A well-designed API is a product, not just a technical interface. These are the principles we apply when designing enterprise APIs that are intuitive, performant, and durable across years of evolution.
APIs Are Products
The best API designers think like product managers: who are my users, what are their jobs to be done, and how do I design the interface to make those jobs effortless? The worst APIs are designed from the data model up, without reference to developer experience.

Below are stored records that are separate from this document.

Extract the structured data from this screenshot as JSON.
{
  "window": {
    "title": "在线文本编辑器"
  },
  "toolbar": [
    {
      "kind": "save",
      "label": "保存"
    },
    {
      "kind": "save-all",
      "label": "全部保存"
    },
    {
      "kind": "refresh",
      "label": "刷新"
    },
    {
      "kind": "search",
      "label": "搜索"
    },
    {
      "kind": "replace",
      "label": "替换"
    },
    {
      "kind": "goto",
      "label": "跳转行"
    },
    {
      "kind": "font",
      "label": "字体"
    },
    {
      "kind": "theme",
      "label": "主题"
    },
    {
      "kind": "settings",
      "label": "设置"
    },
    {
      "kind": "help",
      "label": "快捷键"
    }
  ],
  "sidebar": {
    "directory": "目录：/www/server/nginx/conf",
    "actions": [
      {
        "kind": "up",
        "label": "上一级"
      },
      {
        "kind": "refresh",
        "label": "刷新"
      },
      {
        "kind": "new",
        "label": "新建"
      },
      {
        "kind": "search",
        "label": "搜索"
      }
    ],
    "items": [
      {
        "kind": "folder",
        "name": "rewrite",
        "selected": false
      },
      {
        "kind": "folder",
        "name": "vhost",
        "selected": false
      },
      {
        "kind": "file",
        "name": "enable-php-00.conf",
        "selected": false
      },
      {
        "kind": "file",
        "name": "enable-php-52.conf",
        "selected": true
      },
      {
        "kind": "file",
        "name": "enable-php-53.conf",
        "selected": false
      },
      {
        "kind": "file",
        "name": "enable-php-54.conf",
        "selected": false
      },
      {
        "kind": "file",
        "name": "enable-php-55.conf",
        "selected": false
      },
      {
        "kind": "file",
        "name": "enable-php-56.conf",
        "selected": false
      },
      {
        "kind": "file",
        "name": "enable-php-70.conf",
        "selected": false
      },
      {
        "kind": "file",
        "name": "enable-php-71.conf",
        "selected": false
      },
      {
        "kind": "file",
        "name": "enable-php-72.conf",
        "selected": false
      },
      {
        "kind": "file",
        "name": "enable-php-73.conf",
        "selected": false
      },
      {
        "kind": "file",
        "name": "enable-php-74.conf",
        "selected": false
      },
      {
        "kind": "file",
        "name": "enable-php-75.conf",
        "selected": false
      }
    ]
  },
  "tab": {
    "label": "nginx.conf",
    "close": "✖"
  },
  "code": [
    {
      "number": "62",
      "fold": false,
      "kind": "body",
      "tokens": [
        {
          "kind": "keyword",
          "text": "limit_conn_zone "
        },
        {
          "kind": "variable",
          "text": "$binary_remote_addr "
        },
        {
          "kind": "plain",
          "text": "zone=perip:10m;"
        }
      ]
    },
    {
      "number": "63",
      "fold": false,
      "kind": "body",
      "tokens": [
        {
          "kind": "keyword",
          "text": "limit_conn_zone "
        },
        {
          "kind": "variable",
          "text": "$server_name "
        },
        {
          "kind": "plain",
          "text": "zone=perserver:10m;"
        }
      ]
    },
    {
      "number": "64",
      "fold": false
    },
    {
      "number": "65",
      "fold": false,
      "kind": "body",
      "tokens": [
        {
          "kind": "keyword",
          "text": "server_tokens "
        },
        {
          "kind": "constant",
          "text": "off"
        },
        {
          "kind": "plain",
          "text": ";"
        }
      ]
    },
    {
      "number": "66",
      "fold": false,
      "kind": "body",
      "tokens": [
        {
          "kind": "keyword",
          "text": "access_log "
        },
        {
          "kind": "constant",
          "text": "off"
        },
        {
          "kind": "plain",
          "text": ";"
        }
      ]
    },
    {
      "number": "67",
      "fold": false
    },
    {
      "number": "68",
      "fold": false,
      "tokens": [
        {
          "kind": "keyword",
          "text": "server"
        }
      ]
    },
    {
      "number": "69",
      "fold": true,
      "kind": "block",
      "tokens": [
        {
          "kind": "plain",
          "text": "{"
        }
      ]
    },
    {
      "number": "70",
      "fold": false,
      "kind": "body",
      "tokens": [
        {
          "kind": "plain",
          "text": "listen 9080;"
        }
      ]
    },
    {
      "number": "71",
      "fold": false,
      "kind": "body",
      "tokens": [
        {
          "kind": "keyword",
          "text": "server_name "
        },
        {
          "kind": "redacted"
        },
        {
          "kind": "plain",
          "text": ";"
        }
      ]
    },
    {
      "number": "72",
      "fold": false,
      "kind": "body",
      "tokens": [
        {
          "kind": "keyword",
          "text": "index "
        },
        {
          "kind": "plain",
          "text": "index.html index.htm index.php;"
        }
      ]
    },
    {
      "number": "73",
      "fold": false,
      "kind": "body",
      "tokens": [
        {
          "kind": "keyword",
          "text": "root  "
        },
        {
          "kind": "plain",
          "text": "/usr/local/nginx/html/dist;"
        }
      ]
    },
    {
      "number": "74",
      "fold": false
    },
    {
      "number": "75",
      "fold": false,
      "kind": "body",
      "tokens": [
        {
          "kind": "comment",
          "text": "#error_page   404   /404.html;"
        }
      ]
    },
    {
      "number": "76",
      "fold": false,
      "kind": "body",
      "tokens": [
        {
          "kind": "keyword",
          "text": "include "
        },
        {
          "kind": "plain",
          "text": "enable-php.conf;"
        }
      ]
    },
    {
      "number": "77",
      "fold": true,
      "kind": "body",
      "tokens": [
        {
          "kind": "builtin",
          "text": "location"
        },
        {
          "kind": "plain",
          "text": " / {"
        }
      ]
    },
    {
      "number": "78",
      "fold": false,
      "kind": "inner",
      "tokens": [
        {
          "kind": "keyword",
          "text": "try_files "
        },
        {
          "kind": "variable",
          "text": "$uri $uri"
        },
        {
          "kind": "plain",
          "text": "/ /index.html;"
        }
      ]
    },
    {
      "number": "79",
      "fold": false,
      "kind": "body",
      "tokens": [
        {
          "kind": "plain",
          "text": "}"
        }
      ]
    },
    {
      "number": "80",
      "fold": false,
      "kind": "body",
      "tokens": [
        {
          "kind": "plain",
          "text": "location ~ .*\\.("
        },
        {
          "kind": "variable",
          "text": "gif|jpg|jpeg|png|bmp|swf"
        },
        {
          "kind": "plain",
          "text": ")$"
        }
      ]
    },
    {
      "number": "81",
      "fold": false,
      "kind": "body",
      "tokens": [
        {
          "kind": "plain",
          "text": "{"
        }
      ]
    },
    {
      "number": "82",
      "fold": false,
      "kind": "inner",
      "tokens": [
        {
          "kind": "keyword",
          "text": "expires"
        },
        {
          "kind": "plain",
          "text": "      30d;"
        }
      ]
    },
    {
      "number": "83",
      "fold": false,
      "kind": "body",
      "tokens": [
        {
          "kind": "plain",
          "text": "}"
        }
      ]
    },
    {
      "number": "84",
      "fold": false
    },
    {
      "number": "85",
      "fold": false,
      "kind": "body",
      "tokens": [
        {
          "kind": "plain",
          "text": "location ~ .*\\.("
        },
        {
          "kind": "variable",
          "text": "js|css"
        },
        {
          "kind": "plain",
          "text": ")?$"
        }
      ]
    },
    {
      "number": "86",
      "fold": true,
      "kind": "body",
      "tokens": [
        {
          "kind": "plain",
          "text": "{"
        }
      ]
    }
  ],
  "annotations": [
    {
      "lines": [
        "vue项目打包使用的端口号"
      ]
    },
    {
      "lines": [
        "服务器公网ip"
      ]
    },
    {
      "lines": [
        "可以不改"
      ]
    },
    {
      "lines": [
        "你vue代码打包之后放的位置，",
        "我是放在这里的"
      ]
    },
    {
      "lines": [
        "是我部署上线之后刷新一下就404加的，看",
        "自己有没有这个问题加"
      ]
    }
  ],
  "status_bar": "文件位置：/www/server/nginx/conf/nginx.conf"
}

RESTful Design Principles That Matter
- Use nouns for resources, not verbs: /orders not /getOrders
- Use HTTP verbs correctly: GET, POST, PUT, PATCH, DELETE with consistent semantics
- Version your API from day one: /api/v1/ not /api/
- Return consistent error objects with machine-readable codes, not just HTTP status codes
- Use pagination from day one — even if your dataset is small today
Security That Should Be Non-Negotiable
Every enterprise API should implement OAuth 2.0 or API key authentication, rate limiting per consumer, comprehensive access logging, and mutual TLS for server-to-server communication. Sibyl Connect implements all of these automatically for every API it manages.
Documentation as a First-Class Citizen
API documentation is not an afterthought — it is part of the product. An accurate OpenAPI specification, an interactive sandbox environment, versioned changelogs and code examples in multiple languages dramatically reduce integration time and support costs.